« Une action révolutionnaire qui se voudrait cohérente avec
ses origines devrait se résumer dans un consentement actif au relatif. Elle
serait fidélité à la condition humaine. Intransigeante sur ses moyens, elle
accepterait l'approximation quant à ses fins et, pour que l'approximation se
définisse de mieux en mieux, laisserait libre cours à la parole. Elle
maintiendrait ainsi cet être commun qui justifie son insurrection. Elle
garderait, en particulier, au droit la possibilité permanente de s'exprimer.

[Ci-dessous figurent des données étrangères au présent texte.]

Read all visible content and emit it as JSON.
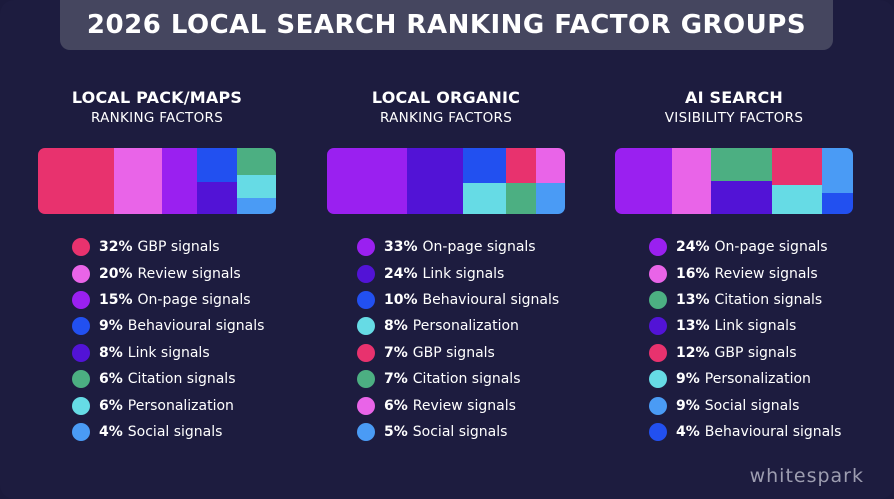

Ceci définit une conduite à l'égard de la justice et de la liberté. Il n'y a
pas de justice, en société, sans droit naturel ou civil qui la fonde. Il n'y a
pas de droit sans expression de ce droit. Que le droit s'exprime sans attendre
et c'est la probabilité que, tôt ou tard, la justice qu'il fonde viendra au
monde. Pour conquérir l'être, il faut partir du peu d'être que nous découvrons
en nous, non le nier d'abord. Faire taire le droit jusqu'à ce que la justice
soit établie, c'est le faire taire à jamais puisqu'il n'aura plus lieu de
parler si la justice règne à jamais. A nouveau, on confie donc la justice à
ceux qui, seuls, ont la parole, les puissants. Depuis des siècles, la justice
et l'être distribués par les puissants se sont appelés bon plaisir. Tuer la
liberté pour faire régner la justice, revient à réhabiliter la notion de grâce
sans l'intercession divine et restaurer par une réaction vertigineuse le corps mystique
sous les espèces les plus basses. Même quand la justice n'est pas réalisée, la
liberté préserve le pouvoir de protestation et sauve la communication. La
justice dans un monde silencieux, la justice asservie et muette, détruit la
complicité et finalement ne peut plus être la justice. La révolution du XXe
siècle a séparé arbitrairement, pour des fins démesurées de conquête, deux
notions inséparables. La liberté absolue raille la justice. La justice absolue
nie la liberté. Pour être fécondes, les deux notions doivent trouver, l'une
dans l'autre, leur limite. Aucun homme n'estime sa condition libre, si elle
n'est pas juste en même temps, ni juste si elle ne se trouve pas libre. La
liberté, précisément, ne peut s'imaginer sans le pouvoir de dire en clair le
juste et l'injuste, de revendiquer l'être entier au nom d'une parcelle d'être
qui se refuse à mourir. Il y a une justice, enfin, quoique bien différente, à
restaurer la liberté, seule valeur impérissable de l'histoire. Les hommes ne
sont jamais bien morts que pour la liberté : ils ne croyaient pas alors mourir
tout à fait.
Le même raisonnement s'applique à la violence. La non-violence
absolue fonde négativement la servitude et ses violences; la violence
systématique détruit positivement la communauté vivante et l'être que nous en recevons.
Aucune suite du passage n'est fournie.